Knee replacement surgery helps relieve discomfort and restore function to a damaged knee. The majority of patients who require surgery have advanced knee arthritis. In this condition, the cartilage in the knee has worn away, and the surface has become pitted, degraded, and uneven. Pain, stiffness, instability, and a shift in body alignment are symptoms of this condition. Other causes include knee injury, Osteoarthritis, Rheumatoid arthritis, and post-traumatic arthritis.
Why is Surgery needed?
The most common reason why knee replacement surgery is required is osteoarthritis. An orthopedic surgeon runs tests that evaluate your knee’s range of motion, strength, and stability to see if surgery is correct for you. Rheumatoid arthritis occurs when the immune system of the body assaults and destroys the lining of the knee. Bowed legs are common deformities that require surgery to correct. Knee injuries that cause a broken bone or damaged ligaments surrounding the knee can lead to arthritis, which is painful and restricts movement.
Different types of knee replacement surgery
Total knee replacement – The deteriorated surfaces of the thigh and shin bones attached to the knee are replaced.
Partial knee replacement – Only a portion of the knee is replaced to maintain as much of the existing healthy bone and soft tissue. Many candidates for this surgery have osteoarthritis in only one area of their knee.
How does knee replacement work?
The end of the thigh bone is replaced & removed with a metal casing. Also taken out is the tibia, which is replaced with a channeled plastic part with a metal stem. A plastic “button” might be inserted under the surface of the kneecap, depending on the condition of the kneecap around the knee joint. The prosthesis means artificial components of a total knee replacement. The posterior cruciate ligament will stabilize either side of the knee joint. It prevents the lower limb from sliding backward to the thighbone. This ligament is preserved, removed, or replaced with a polyethylene post in entire knee replacement surgery. All these total knee replacements have its stack of pros and cons.

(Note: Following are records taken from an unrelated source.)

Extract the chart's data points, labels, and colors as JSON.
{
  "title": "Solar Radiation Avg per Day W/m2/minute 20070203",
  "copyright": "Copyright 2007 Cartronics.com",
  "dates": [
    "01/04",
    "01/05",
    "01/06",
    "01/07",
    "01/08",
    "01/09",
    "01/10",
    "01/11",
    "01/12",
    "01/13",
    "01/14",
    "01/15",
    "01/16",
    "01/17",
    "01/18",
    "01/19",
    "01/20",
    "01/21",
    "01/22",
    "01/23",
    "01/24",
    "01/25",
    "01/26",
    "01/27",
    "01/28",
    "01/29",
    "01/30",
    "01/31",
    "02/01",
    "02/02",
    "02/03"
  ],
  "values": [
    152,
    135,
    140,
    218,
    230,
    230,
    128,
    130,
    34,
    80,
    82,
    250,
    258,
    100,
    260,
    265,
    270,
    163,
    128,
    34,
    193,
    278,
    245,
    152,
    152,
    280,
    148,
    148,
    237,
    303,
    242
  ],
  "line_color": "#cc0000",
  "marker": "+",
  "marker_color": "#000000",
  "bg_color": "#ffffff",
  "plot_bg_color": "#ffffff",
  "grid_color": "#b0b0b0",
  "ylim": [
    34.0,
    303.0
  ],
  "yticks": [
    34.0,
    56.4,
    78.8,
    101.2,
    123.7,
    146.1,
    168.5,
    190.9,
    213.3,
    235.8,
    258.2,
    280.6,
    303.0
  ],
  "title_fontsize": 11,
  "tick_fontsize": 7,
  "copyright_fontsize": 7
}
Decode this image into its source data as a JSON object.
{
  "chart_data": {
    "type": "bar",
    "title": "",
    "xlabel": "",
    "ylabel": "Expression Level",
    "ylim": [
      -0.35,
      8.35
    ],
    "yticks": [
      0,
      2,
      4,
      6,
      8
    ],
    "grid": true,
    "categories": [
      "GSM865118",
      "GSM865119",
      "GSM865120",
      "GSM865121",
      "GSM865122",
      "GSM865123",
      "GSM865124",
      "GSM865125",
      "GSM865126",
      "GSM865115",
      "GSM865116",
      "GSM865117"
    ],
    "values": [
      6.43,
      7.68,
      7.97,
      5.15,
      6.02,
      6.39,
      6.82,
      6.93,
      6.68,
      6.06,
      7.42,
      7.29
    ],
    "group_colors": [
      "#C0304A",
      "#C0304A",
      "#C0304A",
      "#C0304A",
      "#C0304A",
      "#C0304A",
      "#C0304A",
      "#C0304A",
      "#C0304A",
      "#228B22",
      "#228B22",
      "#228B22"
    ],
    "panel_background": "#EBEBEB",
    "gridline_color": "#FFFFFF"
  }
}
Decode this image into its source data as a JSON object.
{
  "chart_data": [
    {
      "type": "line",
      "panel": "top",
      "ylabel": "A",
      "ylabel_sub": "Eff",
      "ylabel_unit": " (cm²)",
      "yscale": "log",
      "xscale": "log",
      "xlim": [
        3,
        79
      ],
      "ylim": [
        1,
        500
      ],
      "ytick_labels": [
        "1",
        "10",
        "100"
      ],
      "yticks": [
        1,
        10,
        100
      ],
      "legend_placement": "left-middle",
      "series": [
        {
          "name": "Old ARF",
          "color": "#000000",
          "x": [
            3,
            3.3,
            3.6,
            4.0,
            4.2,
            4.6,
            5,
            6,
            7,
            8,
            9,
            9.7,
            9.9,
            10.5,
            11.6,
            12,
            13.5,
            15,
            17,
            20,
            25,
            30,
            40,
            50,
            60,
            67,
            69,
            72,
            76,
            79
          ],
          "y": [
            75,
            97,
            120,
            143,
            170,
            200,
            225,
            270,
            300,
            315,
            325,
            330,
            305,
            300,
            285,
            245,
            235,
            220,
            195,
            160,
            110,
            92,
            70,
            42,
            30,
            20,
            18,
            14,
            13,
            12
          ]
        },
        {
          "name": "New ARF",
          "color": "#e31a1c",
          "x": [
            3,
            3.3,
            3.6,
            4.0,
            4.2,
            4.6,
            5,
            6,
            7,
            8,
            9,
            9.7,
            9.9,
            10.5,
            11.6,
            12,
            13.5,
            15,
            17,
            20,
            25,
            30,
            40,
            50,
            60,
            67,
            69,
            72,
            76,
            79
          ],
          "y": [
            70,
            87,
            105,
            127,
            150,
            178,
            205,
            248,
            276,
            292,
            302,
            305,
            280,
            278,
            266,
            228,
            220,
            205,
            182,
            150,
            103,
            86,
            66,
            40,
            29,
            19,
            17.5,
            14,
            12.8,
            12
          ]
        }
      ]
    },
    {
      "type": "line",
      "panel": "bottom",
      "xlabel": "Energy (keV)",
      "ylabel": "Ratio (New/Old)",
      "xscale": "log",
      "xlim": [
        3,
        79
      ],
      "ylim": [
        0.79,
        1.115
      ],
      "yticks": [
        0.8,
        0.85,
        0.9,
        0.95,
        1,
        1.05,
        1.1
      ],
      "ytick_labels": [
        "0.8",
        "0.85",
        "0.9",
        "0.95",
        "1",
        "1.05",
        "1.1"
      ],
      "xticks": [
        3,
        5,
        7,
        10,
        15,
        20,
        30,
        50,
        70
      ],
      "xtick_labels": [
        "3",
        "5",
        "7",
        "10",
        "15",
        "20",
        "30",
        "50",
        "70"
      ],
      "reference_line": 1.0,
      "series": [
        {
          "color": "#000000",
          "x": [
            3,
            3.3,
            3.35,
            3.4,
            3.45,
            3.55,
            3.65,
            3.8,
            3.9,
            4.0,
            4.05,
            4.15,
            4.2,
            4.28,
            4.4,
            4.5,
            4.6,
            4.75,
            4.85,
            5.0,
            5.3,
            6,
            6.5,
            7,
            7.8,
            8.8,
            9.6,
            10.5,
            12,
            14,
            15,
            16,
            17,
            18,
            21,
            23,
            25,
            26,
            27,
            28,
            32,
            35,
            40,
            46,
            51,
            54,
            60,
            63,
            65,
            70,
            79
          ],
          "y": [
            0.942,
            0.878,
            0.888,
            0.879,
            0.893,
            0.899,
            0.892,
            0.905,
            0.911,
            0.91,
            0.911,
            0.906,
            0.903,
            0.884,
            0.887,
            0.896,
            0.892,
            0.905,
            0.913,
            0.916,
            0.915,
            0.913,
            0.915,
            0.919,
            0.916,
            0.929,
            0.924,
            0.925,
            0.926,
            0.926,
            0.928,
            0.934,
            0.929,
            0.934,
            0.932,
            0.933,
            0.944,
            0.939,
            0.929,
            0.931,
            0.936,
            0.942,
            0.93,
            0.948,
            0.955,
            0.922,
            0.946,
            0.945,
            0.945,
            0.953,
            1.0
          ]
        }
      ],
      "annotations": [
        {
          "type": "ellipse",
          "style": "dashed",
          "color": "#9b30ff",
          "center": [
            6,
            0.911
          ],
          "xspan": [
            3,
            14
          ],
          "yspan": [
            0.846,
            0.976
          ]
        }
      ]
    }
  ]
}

Knee replacement surgery requires pre-operative planning, medical consultations, and physical tests typically begin a month before the scheduled surgery. Checking blood counts looking at how blood clots, electrocardiograms (ECGs), and urine testing are all examples of preparatory and diagnostic procedures.
A general, epidural, or spinal anesthesia is commonly used for this type of surgery. To put it simply, the operation involves cutting damaged bone & cartilage from your femur bone, kneecap, & shinbone and replacing it with an artificial joint consisting of metal alloys, polymers, high-grade resins.
For one to two hours, you’ll be kept in a recovery room. Age, complexity, and other specific needs determine the length of the patient’s stay after the surgery. Your doctor will discharge you after running some basic tests and monitoring the risks. Pain should be managed with the help of medications prescribed. You’ll be encouraged to exercise your foot and ankle, which helps avoid swelling and blood clots by increasing blood flow to your leg muscles. To avoid swelling and clotting, you’ll probably be given blood thinners. A physiotherapist will show you how to exercise to gain strength and stability. You’ll continue physical therapy at home or a center after you leave the hospital.
Carry out your workouts regularly, as directed. Follow all medication, wound care, nutrition, and exercise guidelines your doctor gives for the best results.
- At least for the first two weeks, avoid bending down and lifting heavy objects.
- Do not stand for long periods because your ankles may swell.
- Use crutches, a walking stick, or a walker until your knee is strong enough to support your weight.
- Only do exercises suggested by the physiotherapist.
- Keep the injured leg elevated.
- Do not bathe the wound until the scar heals.
As you are in recovery, a fall should be avoided at all costs. You can take active measures to avoid damage and surgery. Use a sturdy, nonslip chair in the shower or bath. Ensure that there is a secure handrail. Use a walker or cane for balance. Most patients can return to normal activities six weeks following surgery, although discomfort and swelling may persist for up to three months,
- Nerve damage that leads to numbness or weakness
- Blood clots in the veins of the leg i.e., deep vein thrombosis (DVT), or lungs i.e., pulmonary embolism
- Stroke or heart attack
- Continued pain
Knee replacement surgery over the years has advanced and become increasingly safe. Consult your surgeon to discover what course of treatment is most appropriate for your needs. The bottom line is that with a dedicated team of medical professionals and the proper guidance from them, you will be able to live a healthier life. With medical science advancing every day, there are several options to combat arthritis and mechanical injuries to the knee. Always discuss with your surgeon if there are other alternatives to surgery.